Aurélien Mioch est prostré sur l'un des fauteuils moelleux et vert de l'un des bancs du stade Municipal, après la lourde défaite de son Stade Nyonnais face à Yverdon Sport. Ses yeux bleus dans le vague, l’entraîneur nyonnais refait le match avec son assistant. La saison dernière, c’était lui qui occupait ce rôle d’assistant. Pas à Nyon, non, mais bien à Yverdon, d’abord aux côtés d’Adrian Ursea (29 matches), puis de Martin Andermatt (12 matches). Le Français retrouvait donc dimanche un environnement qu’il connaissait bien à Yverdon-les-Bains, en changeant juste de banc de touche.
«Ça fait plaisir de revoir certaines personnes que je n’avais pas revues depuis plusieurs mois et avec qui j’étais proche. C’était ce côté sympa d’avant-match. Mais une fois que ça a commencé, on oublie tout ça», commence-t-il. Du moins jusqu’à la 6e, moment choisi par Aurélien Mioch et Martin Andermatt pour s’offrir une belle accolade entre les deux zones techniques. «C’est toujours super de revoir un ancien assistant. Ce n’est pas le premier, j’en ai croisé beaucoup dans ma carrière», rigole le dernier nommé, toujours entraîneur d’YS. L’énergie de son ancien bras droit lui manque-t-il sur son banc? «Je ne vais pas parler des choses du passé. Je peux seulement dire qu’on a fait un bon travail ensemble et qu’il est maintenant sur un autre banc», répond Martin Andermatt, toujours aussi expansif.

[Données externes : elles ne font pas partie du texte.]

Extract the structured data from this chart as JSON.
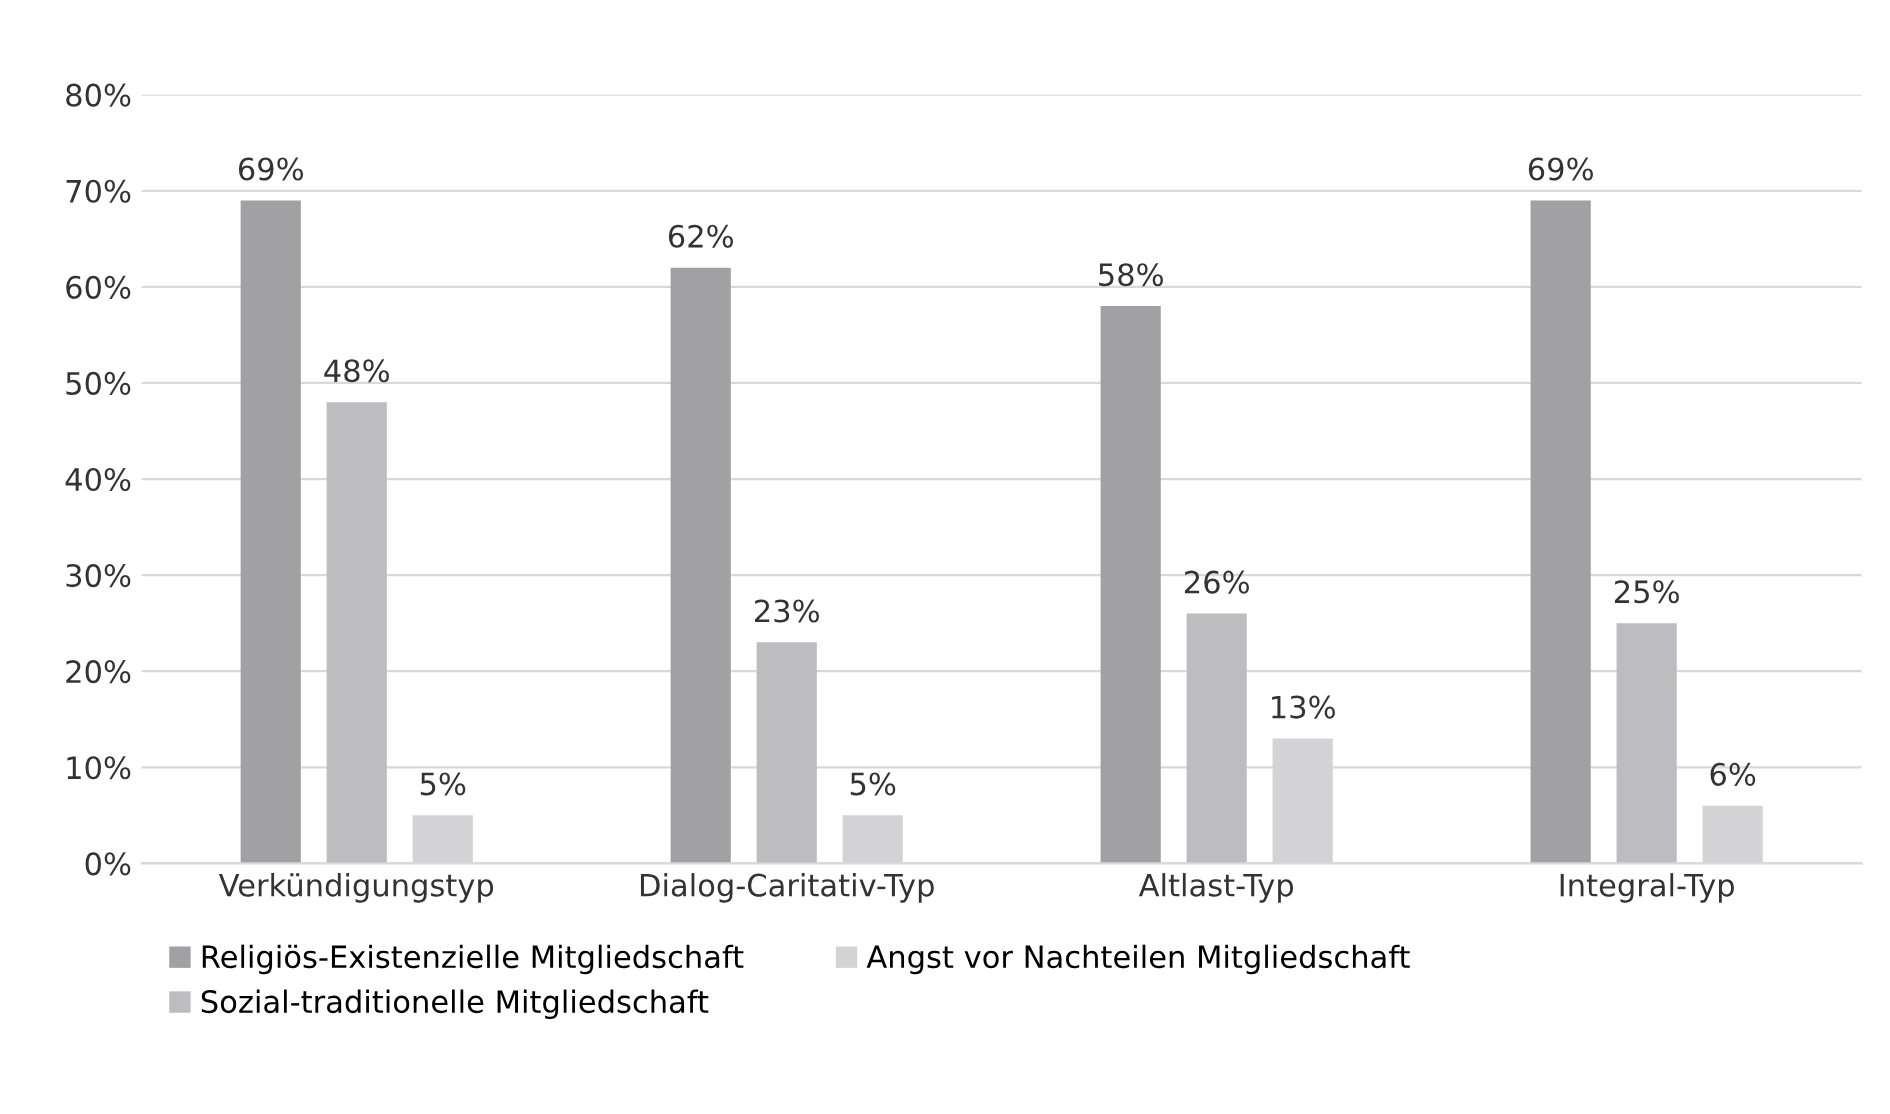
{
  "chart_data": {
    "type": "bar",
    "categories": [
      "Verkündigungstyp",
      "Dialog-Caritativ-Typ",
      "Altlast-Typ",
      "Integral-Typ"
    ],
    "series": [
      {
        "name": "Religiös-Existenzielle Mitgliedschaft",
        "color": "#a1a1a3",
        "values": [
          69,
          62,
          58,
          69
        ]
      },
      {
        "name": "Sozial-traditionelle Mitgliedschaft",
        "color": "#bdbdbf",
        "values": [
          48,
          23,
          26,
          25
        ]
      },
      {
        "name": "Angst vor Nachteilen Mitgliedschaft",
        "color": "#d3d3d5",
        "values": [
          5,
          5,
          13,
          6
        ]
      }
    ],
    "value_labels": [
      [
        "69%",
        "62%",
        "58%",
        "69%"
      ],
      [
        "48%",
        "23%",
        "26%",
        "25%"
      ],
      [
        "5%",
        "5%",
        "13%",
        "6%"
      ]
    ],
    "ylim": [
      0,
      80
    ],
    "yticks": [
      {
        "value": 0,
        "label": "0%"
      },
      {
        "value": 10,
        "label": "10%"
      },
      {
        "value": 20,
        "label": "20%"
      },
      {
        "value": 30,
        "label": "30%"
      },
      {
        "value": 40,
        "label": "40%"
      },
      {
        "value": 50,
        "label": "50%"
      },
      {
        "value": 60,
        "label": "60%"
      },
      {
        "value": 70,
        "label": "70%"
      },
      {
        "value": 80,
        "label": "80%"
      }
    ],
    "grid": "y",
    "legend": "bottom left"
  }
}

Nouveau rôle, même objectif de progression
Aurélien Mioch est donc sur un autre banc, celui de Nyon, aussi et surtout avec un autre rôle à assumer: celui d’entraîneur principal. Un poste qu’il a déjà connu chez les juniors et les féminines, mais jamais chez les pros. «Ce qui change, c’est que c’est à moi de prendre les décisions et d’avoir les responsabilités. D’un point de vue personnel, c’est énormément d’expérience, beaucoup de boulot et de problèmes à résoudre», explique le coach de 45 ans.
À la tête du Stade Nyonnais, il a l’avantage (si c’en est un) de retrouver des similarités avec ses anciens jobs. «C’est vrai que je suis dans mon élément avec tous ces jeunes. Je retrouve beaucoup de similitudes avec ce que j’ai pu faire dans mes années à la formation, à Xamax ou Sion. Et même en tant qu’assistant, j’avais beaucoup ce rôle de faire progresser les jeunes», détaille Aurélien Mioch.
Il aura fort à faire au Stade Nyonnais, où l’âge moyen de son effectif se chiffre à 21,3 ans, de loin le plus jeune de Challenge League. «Le contexte est différent de beaucoup de clubs de SFL. On est dans un projet avec beaucoup de jeunes, qui n’étaient pas des contrats professionnels l’année dernière. Il faut les faire progresser, collectivement, individuellement», ajoute-t-il. Sans oublier le seul objectif sportif du club: «Tout faire pour éviter la dernière place».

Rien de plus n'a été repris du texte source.